Чад от шерсти защекотал в носу. Андрей Михайлович распахнул два окна и приказал:
— Открыть двери!
Через несколько минут помещение проветрилось, окна и двери закрыли, и докладчик продолжал:
— Жалко, конечно, шубу. У кого же она горела? От цигарки шерсть не загорится.
Из плотной массы тел послышался четкий голос родного его дяди, дяди Степана, воспитавшего и вырастившего сироту-племянника в своей большой семье:
— Ванятка! Это ведь у меня шубу-то зажгли. Я ее снял и положил рядом, а они, идолы, зажгли — целый пук трута сунули. И не заметил — заслушался. Сижу себе на полу, а она зачадила. Вот сукины дети!
Федор сжал зубы, а Ваня зло прищурил один глаз. Но Ваня был здесь Иваном Федоровичем, докладчиком — он бросил спокойно шутку:
— Ничего, дядя! Хуже тому, на ком шуба висит, а тело дрожит…

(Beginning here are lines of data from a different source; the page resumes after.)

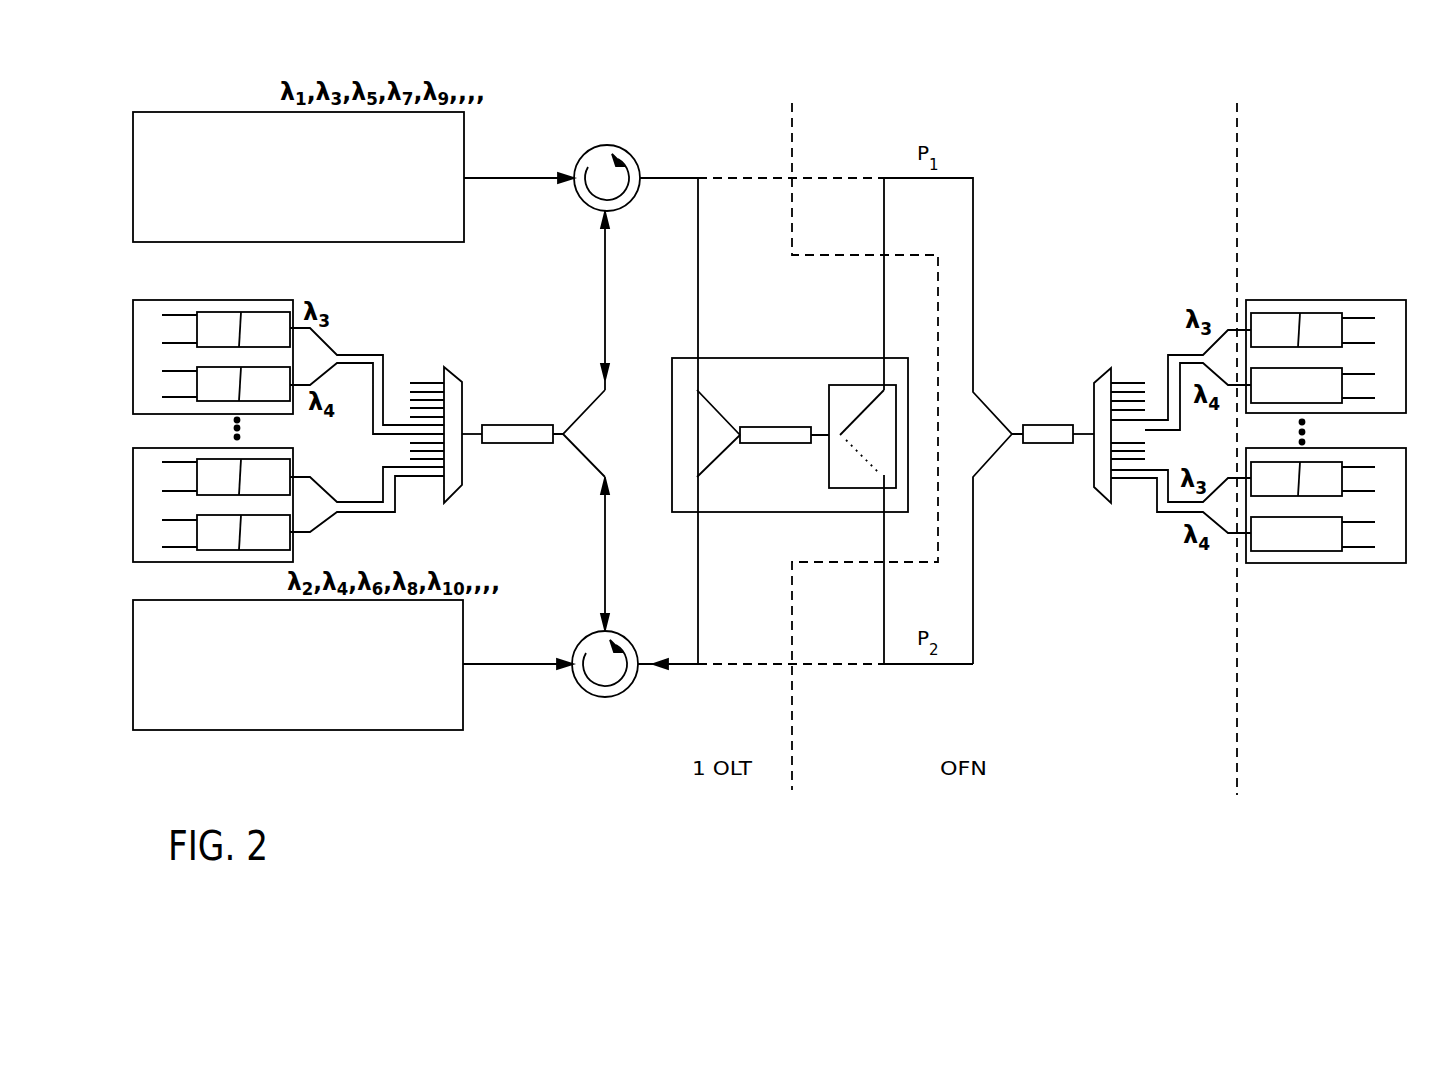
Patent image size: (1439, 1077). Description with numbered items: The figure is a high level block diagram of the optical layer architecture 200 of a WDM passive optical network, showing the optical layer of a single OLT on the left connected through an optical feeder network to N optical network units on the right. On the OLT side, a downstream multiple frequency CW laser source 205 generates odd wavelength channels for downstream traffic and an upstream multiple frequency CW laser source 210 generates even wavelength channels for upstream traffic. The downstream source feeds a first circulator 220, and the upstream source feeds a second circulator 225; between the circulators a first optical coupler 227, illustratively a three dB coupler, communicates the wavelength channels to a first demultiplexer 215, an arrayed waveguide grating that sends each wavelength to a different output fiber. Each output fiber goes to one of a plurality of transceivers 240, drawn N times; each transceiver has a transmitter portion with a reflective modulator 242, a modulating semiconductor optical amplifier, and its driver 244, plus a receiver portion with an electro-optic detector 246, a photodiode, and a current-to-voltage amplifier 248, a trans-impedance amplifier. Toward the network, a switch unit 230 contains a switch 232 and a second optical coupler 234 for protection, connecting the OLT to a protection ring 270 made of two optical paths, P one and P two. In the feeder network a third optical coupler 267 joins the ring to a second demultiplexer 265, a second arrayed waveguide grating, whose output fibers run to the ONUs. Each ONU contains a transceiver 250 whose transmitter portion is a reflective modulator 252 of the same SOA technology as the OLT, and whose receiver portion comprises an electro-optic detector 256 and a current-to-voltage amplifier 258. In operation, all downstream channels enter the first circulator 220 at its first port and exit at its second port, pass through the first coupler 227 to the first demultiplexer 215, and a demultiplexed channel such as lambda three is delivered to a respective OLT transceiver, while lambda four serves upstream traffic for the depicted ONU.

The optical layer architecture 200 is at (1283, 832).
The downstream multiple frequency CW laser source 205 is at (207, 112).
The upstream multiple frequency CW laser source 210 is at (227, 730).
The first demultiplexer 215 is at (452, 370).
The first circulator 220 is at (578, 157).
The second circulator 225 is at (570, 683).
The first optical coupler 227 is at (533, 445).
The switch unit 230 is at (733, 358).
The switch 232 is at (884, 390).
The second optical coupler 234 is at (760, 426).
The transceivers 240 is at (133, 307).
The reflective modulator 242 is at (223, 313).
The driver 244 is at (275, 313).
The electro-optic detector 246 is at (208, 402).
The current-to-voltage amplifier 248 is at (267, 402).
The transceiver 250 is at (1407, 315).
The reflective modulator 252 is at (1330, 403).
The electro-optic detector 256 is at (1275, 312).
The current-to-voltage amplifier 258 is at (1320, 312).
The second demultiplexer 265 is at (1097, 500).
The third optical coupler 267 is at (1042, 425).
The protection ring 270 is at (960, 705).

— Давай говори, Иван Федорович, — сурово сказал Василий Петрович, привстав за столом. — Тихо! — крикнул он в собрание как приказ.
Иван Федорович продолжал:
— Так. На чем мы остановились? Остановились мы… на шубе. — Все заулыбались, — Раньше мы видели убитую лошадь и порезанную без цели скотину… Это было хуже… Шуба — пустяк: укус комара. Слушайте, дорогие товарищи! Нам кто-то мешает жить! — Он повысил голос. — Кто-то не желает колхоза, кто-то хочет, чтобы вы нищими стали. Слушайте, товарищи! — Он посмотрел на Виктора, и тот заметил этот взгляд. — Или назад, в старое, куда тянут Сычевы, или вперед, в колхоз, — больше нет путей. Мы на этом вопросе и остановились. Но я еще приведу один пример. Что такое хозяйство Виктора Ферапонтыча Шмоткова? Пала корова или лошадь — он разорен. Всю свою жизнь он идет под ручку с лихой бедой и беспросветной нуждой, к которой уже привык. А кто поможет?.. Сычев?.. Не поможет! Толкнет к гибели — ему нужны рабочие руки. Где выход для Виктора? Только в колхозе. А таких, как Виктор, большая половина села. Вы меня поняли?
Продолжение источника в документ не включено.